Key Characteristics Of An Abstract Data Type

  1. Data and Operations: An ADT encapsulates both data and the operations that can be performed on that data. It defines a set of operations that can be be used to manipulate the data but doesn’t concern itself with the internal details of how these operations are implemented.

  2. Encapsulation: ADTs provide encapsulation, meaning that the data and the operations are bundled together into a single unit. This allows for the hiding of the internal details of the data structure, exposing only the necessary interfaces to interact with it.

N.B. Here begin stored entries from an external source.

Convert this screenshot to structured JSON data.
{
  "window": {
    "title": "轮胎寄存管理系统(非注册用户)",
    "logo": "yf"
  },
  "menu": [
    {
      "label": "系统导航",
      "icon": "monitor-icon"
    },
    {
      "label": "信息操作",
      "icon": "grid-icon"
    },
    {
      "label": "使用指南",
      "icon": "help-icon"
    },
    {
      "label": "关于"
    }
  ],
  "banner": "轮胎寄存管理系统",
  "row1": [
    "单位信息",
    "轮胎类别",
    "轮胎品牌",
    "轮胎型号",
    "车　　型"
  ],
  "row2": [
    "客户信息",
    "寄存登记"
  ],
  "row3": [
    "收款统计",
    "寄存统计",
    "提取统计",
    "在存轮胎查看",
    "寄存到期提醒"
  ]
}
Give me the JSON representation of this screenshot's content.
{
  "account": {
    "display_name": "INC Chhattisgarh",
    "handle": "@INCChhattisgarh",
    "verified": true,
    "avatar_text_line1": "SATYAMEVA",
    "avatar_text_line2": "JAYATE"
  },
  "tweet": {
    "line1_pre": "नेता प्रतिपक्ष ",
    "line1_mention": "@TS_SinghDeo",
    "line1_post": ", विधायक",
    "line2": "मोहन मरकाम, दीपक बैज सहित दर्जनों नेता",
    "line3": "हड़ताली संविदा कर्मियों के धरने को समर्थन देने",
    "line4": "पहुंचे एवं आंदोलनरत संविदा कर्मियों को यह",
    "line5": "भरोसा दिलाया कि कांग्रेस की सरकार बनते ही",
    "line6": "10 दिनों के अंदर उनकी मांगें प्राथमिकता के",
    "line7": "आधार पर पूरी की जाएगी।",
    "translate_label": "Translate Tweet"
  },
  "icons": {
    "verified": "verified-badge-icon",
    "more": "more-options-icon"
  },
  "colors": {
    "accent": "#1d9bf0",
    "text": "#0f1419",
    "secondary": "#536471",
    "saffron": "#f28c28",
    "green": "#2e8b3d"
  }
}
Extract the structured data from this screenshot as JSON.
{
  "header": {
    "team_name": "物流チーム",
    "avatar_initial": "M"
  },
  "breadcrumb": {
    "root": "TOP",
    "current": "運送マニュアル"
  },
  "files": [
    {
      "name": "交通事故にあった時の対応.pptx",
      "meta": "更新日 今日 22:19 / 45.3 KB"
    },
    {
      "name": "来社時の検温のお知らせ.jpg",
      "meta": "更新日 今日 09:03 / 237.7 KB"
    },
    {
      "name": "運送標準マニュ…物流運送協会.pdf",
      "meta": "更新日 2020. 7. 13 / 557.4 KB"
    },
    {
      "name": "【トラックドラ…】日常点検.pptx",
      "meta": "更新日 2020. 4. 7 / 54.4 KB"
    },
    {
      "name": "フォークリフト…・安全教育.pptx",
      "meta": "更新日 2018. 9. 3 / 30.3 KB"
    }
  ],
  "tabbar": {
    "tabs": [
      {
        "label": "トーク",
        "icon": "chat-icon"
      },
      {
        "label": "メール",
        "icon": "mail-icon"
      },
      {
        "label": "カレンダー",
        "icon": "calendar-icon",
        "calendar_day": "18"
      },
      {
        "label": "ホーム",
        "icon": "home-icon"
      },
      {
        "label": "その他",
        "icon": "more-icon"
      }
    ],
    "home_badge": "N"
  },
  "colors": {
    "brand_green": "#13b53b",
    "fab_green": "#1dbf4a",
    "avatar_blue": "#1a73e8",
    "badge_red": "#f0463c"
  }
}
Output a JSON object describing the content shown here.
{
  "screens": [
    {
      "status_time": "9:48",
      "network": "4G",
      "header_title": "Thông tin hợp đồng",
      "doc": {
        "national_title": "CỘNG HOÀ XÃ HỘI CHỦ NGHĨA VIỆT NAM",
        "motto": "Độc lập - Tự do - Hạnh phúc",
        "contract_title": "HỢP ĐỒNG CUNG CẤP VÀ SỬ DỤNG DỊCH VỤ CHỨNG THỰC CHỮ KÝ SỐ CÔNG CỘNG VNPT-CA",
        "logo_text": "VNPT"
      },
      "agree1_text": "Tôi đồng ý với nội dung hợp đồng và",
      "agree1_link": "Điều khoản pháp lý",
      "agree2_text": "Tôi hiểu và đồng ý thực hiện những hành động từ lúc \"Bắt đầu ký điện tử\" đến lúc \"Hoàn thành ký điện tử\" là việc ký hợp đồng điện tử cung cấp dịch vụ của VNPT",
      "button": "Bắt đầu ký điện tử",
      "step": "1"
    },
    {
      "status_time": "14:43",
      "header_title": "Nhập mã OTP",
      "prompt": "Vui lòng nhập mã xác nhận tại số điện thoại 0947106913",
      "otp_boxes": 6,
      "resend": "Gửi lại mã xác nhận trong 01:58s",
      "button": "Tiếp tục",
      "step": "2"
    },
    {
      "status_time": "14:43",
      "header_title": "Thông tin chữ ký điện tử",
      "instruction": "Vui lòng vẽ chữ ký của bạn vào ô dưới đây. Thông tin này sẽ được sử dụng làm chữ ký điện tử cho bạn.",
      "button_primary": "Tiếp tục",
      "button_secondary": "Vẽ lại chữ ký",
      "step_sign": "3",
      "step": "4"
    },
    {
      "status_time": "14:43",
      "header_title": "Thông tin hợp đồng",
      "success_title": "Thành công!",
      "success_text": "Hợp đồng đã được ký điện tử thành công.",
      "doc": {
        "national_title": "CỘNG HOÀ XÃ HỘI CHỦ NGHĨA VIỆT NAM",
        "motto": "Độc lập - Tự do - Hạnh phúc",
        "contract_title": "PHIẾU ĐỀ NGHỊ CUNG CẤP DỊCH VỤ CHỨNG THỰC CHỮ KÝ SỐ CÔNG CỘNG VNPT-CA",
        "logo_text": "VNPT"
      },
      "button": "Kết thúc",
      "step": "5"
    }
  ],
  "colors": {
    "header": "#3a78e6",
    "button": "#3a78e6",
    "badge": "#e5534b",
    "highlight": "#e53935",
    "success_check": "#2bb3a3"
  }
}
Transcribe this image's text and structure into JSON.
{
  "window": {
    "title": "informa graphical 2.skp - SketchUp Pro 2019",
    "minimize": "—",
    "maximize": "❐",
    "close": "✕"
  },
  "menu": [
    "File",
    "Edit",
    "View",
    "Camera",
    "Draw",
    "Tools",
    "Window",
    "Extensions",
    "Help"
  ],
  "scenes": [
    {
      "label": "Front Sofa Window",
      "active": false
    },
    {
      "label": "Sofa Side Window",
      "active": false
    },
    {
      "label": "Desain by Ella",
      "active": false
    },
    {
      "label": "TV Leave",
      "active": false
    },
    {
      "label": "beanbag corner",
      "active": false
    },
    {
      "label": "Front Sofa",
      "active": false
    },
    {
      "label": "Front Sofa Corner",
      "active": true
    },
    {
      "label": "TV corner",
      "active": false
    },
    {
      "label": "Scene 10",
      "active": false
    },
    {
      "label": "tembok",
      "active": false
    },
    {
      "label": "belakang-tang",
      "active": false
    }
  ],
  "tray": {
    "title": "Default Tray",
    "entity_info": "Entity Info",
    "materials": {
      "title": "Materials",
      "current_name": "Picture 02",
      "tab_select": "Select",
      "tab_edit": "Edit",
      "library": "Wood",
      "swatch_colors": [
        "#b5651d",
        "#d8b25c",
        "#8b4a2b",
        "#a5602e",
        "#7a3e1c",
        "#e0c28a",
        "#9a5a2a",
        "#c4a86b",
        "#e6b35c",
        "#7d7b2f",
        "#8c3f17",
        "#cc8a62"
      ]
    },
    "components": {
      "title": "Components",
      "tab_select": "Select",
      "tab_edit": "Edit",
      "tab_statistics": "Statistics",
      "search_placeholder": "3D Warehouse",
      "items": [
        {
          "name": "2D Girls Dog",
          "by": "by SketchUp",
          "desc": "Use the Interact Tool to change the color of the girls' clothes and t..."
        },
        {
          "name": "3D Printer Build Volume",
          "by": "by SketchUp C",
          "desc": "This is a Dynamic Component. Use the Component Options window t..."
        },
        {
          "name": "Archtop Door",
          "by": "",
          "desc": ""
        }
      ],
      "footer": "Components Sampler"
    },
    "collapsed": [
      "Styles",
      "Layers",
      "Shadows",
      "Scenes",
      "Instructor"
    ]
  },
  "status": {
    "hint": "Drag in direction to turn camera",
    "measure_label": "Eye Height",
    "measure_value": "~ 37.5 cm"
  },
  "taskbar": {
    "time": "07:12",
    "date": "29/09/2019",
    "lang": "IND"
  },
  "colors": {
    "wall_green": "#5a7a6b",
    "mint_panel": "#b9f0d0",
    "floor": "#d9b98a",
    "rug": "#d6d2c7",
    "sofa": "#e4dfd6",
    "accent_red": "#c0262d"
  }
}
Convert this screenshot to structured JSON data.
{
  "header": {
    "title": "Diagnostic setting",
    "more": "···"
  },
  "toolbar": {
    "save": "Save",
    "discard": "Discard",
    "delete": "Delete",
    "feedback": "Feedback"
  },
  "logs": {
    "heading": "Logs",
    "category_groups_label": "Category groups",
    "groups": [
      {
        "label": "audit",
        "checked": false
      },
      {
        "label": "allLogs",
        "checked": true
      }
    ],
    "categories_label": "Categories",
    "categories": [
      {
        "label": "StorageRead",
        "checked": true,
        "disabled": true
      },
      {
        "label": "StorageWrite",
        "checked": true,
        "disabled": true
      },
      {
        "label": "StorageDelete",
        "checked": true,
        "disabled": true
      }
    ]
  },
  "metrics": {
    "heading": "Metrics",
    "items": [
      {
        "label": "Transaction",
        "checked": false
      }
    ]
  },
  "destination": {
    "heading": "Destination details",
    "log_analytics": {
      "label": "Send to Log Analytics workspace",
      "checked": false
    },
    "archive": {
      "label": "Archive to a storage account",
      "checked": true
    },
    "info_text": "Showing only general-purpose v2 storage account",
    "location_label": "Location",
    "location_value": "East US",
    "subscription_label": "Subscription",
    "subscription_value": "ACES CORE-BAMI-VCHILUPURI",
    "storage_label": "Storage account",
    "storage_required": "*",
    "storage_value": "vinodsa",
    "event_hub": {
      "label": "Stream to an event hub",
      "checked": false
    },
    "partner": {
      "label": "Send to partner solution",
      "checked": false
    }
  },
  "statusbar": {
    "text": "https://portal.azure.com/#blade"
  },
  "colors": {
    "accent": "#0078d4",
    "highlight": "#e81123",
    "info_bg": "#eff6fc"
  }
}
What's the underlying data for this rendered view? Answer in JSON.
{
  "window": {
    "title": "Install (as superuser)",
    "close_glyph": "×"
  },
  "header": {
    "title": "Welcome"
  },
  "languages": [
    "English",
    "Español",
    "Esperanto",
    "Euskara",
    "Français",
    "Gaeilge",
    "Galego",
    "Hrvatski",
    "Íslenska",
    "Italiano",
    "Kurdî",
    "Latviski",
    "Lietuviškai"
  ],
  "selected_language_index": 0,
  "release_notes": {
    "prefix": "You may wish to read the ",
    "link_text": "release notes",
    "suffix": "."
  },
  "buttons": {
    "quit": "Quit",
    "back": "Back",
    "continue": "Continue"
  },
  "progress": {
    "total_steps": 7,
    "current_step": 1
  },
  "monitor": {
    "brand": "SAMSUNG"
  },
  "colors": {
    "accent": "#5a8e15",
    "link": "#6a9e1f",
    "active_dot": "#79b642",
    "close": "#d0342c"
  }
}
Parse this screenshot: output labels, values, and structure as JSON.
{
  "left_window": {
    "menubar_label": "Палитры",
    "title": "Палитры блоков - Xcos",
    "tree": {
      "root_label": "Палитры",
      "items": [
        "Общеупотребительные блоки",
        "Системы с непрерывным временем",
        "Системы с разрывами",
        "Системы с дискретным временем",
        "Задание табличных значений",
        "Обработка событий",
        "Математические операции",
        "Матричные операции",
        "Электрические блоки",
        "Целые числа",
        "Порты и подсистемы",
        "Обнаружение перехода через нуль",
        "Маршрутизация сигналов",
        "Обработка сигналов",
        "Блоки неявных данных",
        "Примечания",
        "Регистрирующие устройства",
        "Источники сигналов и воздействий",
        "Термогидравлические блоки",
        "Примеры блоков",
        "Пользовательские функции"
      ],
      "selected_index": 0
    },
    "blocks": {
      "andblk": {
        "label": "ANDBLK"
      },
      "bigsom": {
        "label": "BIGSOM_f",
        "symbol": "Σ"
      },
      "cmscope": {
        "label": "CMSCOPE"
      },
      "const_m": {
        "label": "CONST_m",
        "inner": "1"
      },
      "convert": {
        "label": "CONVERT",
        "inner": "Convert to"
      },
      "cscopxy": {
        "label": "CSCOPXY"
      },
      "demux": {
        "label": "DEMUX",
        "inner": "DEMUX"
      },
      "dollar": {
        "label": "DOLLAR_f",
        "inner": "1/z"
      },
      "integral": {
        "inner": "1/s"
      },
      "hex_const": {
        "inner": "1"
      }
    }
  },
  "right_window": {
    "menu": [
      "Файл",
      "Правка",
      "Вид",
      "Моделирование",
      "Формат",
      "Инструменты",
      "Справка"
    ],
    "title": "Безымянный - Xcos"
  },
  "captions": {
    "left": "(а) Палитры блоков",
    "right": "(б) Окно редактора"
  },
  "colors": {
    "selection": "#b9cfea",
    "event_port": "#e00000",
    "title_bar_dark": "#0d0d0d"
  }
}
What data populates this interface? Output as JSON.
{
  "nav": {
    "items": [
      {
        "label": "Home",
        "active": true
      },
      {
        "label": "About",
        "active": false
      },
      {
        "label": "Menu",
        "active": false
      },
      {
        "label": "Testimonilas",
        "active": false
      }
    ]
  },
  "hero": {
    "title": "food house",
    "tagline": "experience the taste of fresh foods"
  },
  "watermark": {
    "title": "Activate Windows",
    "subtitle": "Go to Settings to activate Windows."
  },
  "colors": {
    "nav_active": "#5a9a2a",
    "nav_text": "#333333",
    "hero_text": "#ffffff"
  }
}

  3. Information Hiding: The internal representation of the data is hidden from the user of the ADT. Users of the ADT don’t need to know how the data is stored or manipulated internally. They only need to understand the specified interface and behavior.

  4. Data Integrity: ADTs often come with a set of constraints and invariants that should be maintained. The ADT’s operations are responsible for ensuring that these constraints are upheld.

  5. Reusability: ADTs are designed to be reusable. They can be implemented in various programming languages and used in different applications without modification to the underlying code, as long as the interface remains consistent.

  6. Abstraction: ADTs provide an abstraction layer that separates the logical view of data from its physical implementation. This abstraction allows for modular and more maintainable software design.

Examples Of Common ADTs include

  1. Stack: An ADT that represents a last-in, first-out (LIFO) data structure with operations like push and pop.

  2. Queue: An ADT that represents a first-in, first-out (FIFO) data structure with operations like enqueue and dequeue.

  3. List: An ADT that represents a collection of items with operations like insertion, deletion, and retrieval.

  4. Dictionary (or Map): An ADT that stores key-value pairs with operations for adding, removing, and retrieving values associated with specific keys.

  5. Set: An ADT that represents a collection of unique elements with operations for adding, removing, and testing for membership.